(Above: crossing the tracks in Hegewisch)
Yeah, that's been the story for a year and a half, now: the Northwest Indiana Commuter Transit District (NICTD), which operates the South Shore commuter rail, has formally opposed the planned, engineered & paid for Burnham Greenway gap connection from crossing railroad tracks the South Shore uses near Hegewisch in Chicago.
Busy Burnham Avenue and its sidewalks cross the tracks now, as do more than 12,000 vehicles a day, residents walking and biking to the South Shore's own Hegewisch train station, and Burnham Greenway users navigating the street and sidewalk across the 2-mile gap to make the Chicago lakefront to Lansing, Illinois connection. The planned trail reconstructs the existing sidewalk into a 10' wide paved trail, and adds trail crossing gates and safety bollards at the tracks (currently there are no safety precautions for sidewalk users crossing the tracks).

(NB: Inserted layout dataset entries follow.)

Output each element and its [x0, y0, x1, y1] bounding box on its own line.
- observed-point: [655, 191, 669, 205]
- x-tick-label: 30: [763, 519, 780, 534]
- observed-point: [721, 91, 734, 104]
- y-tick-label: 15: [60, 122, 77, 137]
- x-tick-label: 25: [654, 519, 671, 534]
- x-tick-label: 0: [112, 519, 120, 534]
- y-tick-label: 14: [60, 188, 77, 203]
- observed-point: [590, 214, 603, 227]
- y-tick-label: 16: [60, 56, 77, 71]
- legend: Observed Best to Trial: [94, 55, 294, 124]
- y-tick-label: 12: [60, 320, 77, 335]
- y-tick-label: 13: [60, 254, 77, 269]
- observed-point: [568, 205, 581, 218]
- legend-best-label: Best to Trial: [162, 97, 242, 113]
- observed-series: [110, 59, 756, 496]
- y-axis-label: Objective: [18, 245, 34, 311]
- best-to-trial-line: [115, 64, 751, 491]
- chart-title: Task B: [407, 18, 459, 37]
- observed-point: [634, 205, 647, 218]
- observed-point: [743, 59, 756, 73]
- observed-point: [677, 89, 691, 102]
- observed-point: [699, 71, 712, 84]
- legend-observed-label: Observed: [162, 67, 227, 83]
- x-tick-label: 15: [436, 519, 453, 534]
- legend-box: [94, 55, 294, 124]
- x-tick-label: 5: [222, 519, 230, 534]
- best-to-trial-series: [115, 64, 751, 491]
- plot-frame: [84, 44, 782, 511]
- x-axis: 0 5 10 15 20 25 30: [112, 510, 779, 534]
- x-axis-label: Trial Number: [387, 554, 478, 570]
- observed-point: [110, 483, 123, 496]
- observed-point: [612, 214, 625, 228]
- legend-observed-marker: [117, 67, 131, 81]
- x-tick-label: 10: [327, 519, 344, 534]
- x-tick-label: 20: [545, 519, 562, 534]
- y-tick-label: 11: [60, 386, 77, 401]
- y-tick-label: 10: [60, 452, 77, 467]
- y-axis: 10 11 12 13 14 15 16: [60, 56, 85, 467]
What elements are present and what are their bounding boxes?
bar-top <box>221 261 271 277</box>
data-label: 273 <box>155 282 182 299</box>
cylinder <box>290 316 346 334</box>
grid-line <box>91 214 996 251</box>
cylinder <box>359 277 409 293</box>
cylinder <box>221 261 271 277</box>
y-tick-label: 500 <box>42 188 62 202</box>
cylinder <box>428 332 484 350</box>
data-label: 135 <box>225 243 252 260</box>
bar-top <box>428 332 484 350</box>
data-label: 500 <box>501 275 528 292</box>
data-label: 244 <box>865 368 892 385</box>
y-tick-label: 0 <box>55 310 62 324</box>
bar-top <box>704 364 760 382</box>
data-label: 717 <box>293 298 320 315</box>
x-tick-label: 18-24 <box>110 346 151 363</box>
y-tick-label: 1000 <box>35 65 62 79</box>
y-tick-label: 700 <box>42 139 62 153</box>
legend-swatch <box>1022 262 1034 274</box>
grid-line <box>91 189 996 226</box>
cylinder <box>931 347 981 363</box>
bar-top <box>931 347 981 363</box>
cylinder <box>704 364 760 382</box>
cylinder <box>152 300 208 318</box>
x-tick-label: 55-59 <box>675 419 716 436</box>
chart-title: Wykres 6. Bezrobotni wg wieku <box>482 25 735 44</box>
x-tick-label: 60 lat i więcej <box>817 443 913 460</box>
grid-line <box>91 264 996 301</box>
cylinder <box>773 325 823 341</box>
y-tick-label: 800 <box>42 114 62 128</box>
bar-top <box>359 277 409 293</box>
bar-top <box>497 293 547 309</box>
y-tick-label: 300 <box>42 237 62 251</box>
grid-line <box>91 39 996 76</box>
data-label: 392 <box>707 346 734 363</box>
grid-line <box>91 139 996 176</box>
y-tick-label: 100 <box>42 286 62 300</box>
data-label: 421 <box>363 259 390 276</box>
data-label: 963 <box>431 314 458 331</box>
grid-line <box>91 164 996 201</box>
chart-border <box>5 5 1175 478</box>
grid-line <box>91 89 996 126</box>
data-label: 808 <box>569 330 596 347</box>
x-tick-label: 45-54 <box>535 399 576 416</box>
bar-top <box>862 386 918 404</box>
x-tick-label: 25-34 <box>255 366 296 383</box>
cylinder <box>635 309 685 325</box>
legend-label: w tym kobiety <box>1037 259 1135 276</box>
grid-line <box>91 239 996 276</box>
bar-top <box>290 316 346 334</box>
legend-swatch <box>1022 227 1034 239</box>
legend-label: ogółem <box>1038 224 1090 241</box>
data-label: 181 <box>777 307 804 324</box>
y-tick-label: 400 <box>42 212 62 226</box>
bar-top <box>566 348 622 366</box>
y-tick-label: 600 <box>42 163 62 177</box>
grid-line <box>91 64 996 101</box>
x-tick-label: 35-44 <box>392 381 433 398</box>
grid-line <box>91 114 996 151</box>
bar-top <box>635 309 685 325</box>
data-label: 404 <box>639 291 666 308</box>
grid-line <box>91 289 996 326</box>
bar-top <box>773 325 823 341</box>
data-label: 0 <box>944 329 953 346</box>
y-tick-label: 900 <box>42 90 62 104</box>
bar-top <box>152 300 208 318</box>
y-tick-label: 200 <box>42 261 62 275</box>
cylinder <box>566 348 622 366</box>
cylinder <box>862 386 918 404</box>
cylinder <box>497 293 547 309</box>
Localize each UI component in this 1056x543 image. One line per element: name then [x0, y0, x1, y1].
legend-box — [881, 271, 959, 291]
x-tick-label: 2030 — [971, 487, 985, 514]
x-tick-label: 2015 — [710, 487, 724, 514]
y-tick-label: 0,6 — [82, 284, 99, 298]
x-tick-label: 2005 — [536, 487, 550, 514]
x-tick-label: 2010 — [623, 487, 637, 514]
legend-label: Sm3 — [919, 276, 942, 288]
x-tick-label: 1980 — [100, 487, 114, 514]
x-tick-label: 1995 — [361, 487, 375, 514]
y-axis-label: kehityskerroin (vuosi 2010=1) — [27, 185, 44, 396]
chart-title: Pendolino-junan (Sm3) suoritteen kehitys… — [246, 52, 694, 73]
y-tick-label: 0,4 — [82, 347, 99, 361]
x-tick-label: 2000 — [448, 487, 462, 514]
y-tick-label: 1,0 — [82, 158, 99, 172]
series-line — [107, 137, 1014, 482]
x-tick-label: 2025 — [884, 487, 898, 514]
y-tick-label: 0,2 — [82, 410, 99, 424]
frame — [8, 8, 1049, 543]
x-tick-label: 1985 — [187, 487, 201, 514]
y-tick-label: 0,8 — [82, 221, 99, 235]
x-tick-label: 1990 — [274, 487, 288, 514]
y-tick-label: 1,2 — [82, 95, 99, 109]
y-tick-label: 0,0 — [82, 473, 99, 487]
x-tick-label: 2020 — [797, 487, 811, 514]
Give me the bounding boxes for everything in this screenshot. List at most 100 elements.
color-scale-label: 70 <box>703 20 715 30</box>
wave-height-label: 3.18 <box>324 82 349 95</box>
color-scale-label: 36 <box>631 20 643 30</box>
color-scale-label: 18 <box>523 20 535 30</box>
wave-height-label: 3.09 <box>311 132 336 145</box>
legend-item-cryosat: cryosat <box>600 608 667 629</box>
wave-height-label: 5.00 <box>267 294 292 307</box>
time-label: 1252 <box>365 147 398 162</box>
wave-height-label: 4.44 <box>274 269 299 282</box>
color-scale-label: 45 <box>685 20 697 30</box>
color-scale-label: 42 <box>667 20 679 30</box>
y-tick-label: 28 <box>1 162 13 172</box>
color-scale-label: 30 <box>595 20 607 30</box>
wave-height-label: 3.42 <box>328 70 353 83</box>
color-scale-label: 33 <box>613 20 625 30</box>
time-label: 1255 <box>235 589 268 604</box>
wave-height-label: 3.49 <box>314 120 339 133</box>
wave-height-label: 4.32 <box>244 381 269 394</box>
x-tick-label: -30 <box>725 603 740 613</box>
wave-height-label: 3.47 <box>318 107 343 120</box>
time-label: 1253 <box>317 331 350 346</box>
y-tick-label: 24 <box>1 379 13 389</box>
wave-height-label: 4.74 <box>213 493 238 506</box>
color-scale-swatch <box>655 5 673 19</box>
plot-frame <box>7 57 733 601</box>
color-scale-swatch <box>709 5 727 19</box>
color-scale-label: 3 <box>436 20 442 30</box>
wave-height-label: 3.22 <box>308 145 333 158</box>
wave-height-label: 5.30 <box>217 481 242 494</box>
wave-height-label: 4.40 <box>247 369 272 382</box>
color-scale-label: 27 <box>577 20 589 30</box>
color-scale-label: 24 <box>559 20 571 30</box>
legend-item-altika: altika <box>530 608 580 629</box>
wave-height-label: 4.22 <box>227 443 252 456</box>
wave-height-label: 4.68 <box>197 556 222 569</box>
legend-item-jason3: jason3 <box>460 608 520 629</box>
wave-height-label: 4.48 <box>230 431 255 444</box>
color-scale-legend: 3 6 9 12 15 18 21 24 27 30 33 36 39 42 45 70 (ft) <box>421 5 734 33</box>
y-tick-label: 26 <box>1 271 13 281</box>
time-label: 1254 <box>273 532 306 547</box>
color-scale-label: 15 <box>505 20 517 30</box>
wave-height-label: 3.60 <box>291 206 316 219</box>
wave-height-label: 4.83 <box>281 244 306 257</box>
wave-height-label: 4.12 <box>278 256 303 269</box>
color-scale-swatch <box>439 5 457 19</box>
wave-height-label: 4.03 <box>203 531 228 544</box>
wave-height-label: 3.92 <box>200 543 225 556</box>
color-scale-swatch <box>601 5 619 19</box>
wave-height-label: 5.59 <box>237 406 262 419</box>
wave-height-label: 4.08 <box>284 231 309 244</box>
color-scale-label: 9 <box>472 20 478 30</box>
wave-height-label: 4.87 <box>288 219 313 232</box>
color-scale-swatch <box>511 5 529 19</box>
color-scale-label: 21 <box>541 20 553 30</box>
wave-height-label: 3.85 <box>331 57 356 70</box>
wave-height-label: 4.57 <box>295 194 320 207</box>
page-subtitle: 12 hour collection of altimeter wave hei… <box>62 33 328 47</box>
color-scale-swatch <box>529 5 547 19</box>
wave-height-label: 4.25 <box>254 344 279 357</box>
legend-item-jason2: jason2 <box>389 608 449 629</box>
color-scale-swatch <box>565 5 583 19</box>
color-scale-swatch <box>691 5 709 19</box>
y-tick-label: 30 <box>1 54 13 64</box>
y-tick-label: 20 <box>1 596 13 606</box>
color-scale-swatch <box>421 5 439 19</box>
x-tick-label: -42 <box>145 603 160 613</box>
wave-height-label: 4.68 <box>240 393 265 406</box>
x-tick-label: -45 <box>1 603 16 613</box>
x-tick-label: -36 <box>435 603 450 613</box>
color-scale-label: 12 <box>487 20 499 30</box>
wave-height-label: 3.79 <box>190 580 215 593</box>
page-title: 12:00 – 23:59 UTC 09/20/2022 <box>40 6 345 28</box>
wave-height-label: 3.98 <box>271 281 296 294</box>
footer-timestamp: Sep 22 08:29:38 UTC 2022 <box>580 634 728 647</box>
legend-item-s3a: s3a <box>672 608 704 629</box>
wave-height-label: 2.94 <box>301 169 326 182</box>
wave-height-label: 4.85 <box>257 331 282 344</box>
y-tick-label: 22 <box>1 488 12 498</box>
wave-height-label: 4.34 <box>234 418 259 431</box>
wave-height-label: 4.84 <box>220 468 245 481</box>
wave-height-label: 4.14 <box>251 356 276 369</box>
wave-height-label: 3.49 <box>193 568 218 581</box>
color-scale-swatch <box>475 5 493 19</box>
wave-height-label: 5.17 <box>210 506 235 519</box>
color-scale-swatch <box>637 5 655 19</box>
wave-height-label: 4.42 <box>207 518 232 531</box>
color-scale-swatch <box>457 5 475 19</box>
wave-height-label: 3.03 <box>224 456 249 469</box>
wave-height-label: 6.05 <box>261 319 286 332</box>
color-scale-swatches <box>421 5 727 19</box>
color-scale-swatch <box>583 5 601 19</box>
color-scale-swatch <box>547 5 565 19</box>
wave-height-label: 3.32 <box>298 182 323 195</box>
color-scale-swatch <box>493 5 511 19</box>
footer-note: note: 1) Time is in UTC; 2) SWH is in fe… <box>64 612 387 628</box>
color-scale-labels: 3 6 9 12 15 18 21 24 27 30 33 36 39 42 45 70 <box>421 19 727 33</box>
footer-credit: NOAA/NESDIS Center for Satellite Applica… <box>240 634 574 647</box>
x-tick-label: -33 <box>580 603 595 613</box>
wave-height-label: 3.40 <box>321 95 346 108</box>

The gap segment received more than $5 million in construction funding in 2014 that should have employed people and resulted in a completed, contiguous Burnham Greenway by now. But NICTD, which recently has received a bounty of accolades for its new (and to be fair very, very cool) South Shore bike service, filed opposition with the Illinois Commerce Commission (ICC) on the grounds of safety.
NICTD's attorney, Ed Gower, argues that the project must include an $8 million trail bridge over the tracks to protect trail users from the temptation to crawl under the trains frequently parked at the crossing. In Gower's own petition with the Illinois Commerce Commission, he cites data showing that the Burnham Avenue crossing is blocked by parked trains on average for over three hours a day. Nearly 11% of the trains blocking traffic are parked for 10 minutes or more; many of these block all traffic—cars & sidewalk traffic—for 30 minutes or more.
He says the only reasonable option is to add a bridge (and another 5-7 years for planning & engineering, let alone the $8+ million) to the project that NICTD—the I is for Indiana—has already delayed for over a year.
The ICC's own planning and engineering staff have rejected Gower's claim, as has IDOT who has jurisdiction of Burnham Avenue (and a Complete Streets policy of bicycle and pedestrian accommodation). An ICC judge will rule on NICTD's petition soon.
We're cautiously optimistic. Bridges aren't always an answer—people hate hills, and they hate taking a longer route to their destination; even if the bridge were built, residents—who make up most of the foot and bike traffic in the area—would take the existing, unimproved street and the sidewalk. The planned Burnham Greenway crossing makes that crossing safer for everybody.
And Gower's wrong about a bridge being the only option: trains could also not park there as much.